I PARERI DELLE COMMISSIONI – La legge di stabilità italiana continua il suo iter parlamentare attraverso le commissioni parlamentari della Camera, che ne analizzano il contenuto. I pareri delle commissioni Lavoro e Finanze propongono modifiche piuttosto rilevanti. La prima propone di eliminare gli incentivi a chi ha licenziato dipendenti e di legarli ad “un incremento netto” dei posti di lavoro. Inoltre, il documento della commissione chiede risorse “sufficienti” per la Cassa integrazione in deroga (Cig) e somme aggiuntive per nuovi ammortizzatori. La commissione Finanze, invece, consiglia di “eliminare o ridurre l’inasprimento” della tassazione sui fondi pensioni e rivalutazione del Tfr.

Il governo, tramite il vice-ministro dell’economia, Enrico Morando, riferisce in commissione Bilancio che valuterà possibili variazioni al testo. Infatti, Morando dichiara l’ampia disponibilità del governo a variare, seppur mantenendo i saldi della legge invariati, la tassazione sui fondi pensione e sul Tfr che hanno ricevuto “critiche che il governo esaminerà con molta attenzione”.

MINORANZA DEM – Intanto, al di là dell’iter parlamentare della legge, lo scoglio principale alla approvazione della legge è rappresentato dalla minoranza del Pd.

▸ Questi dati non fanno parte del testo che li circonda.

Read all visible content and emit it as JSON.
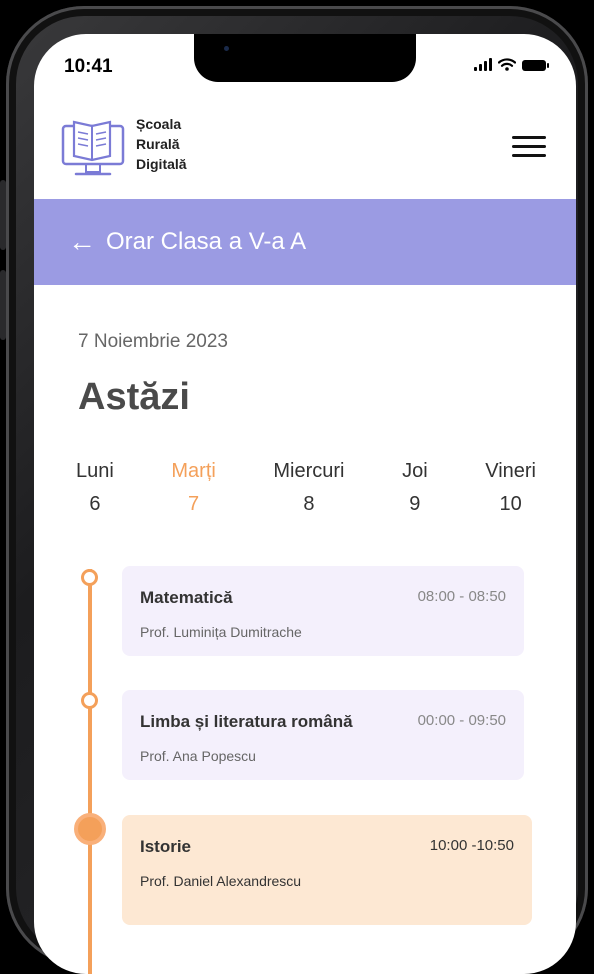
{
  "status": {
    "time": "10:41"
  },
  "brand": {
    "line1": "Școala",
    "line2": "Rurală",
    "line3": "Digitală"
  },
  "title_bar": {
    "back_icon": "←",
    "title": "Orar Clasa a V-a A"
  },
  "date": "7 Noiembrie 2023",
  "today": "Astăzi",
  "days": [
    {
      "name": "Luni",
      "num": "6"
    },
    {
      "name": "Marți",
      "num": "7"
    },
    {
      "name": "Miercuri",
      "num": "8"
    },
    {
      "name": "Joi",
      "num": "9"
    },
    {
      "name": "Vineri",
      "num": "10"
    }
  ],
  "classes": [
    {
      "subject": "Matematică",
      "time": "08:00 - 08:50",
      "teacher": "Prof. Luminița Dumitrache"
    },
    {
      "subject": "Limba și literatura română",
      "time": "00:00 - 09:50",
      "teacher": "Prof. Ana Popescu"
    },
    {
      "subject": "Istorie",
      "time": "10:00 -10:50",
      "teacher": "Prof. Daniel Alexandrescu"
    }
  ],
  "colors": {
    "accent": "#f4a05a",
    "header": "#9b9be3",
    "card": "#f4f0fc",
    "card_active": "#fde8d3"
  }
}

Infatti, i vari Civati, Cuperlo e Fassina chiedono di iniziare il voto alla Camera sul Jobs Act solo dopo aver discusso e approvato la legge di stabilità. Solo così, secondo i deputati del Pd, sarà possibile aumentare le risorse destinate al lavoro e dare un maggiore impulso alla delega. Attualmente, le risorse previste dal ddl Stabilità e crescita risultano essere complessivamente pari a 2 miliardi di euro, inferiori, secondo i dem, a quelli stanziati l’anno precedente. L’inizio della discussione in aula è previsto, dopo la valutazione degli emendamenti da parte della commissione Bilancio, per il giorno 24 Novembre.

LA TENSIONE EUROPEA – La Commissione europea, intanto, continua a mandare messaggi ai Paesi membri e in particolare al governo italiano. Infatti, il presidente dell’Eurogruppo, Jeroen Dijsselbloem, ha affermato che l’analisi delle bozze dei bilanci nazionali sarà completato per fine mese. Escludendo, in risposta indiretta a Matteo Renzi, la possibilità di una modifica delle regole in corso. In particolare ha escluso la possibilità di scorporare gli investimenti dal patto di ‘Stabilità e Crescita’. Gli fa eco, il nuovo commissario agli affari economici, Pierre Moscovici affermando che non bisogna esagerare con la creatività nel voler modificare le regole.

A dare una mano, al premier italiano, ci pensa l’altro italiano, Mario Draghi. Difatti, il consiglio direttivo della Bce ha deciso di mantenere invariati i tassi al minimo storico. La decisioni di non porre in atto nessuna azione sarebbe dovuta alla tensione che attualmente si respira nel direttivo. In particolare, secondo le indiscrezioni, si starebbe formando intorno a Jens Weidmann, governatore della Banca Centrale tedesca, una forte opposizione a Mario Draghi. Di qui, la scelta di evitare di discutere circa la possibilità di un quantitative easing (cioè della acquisto da parte della Bce di titoli di Stato direttamente dal mercato) e di mantenere inalterato il livello dei tassi.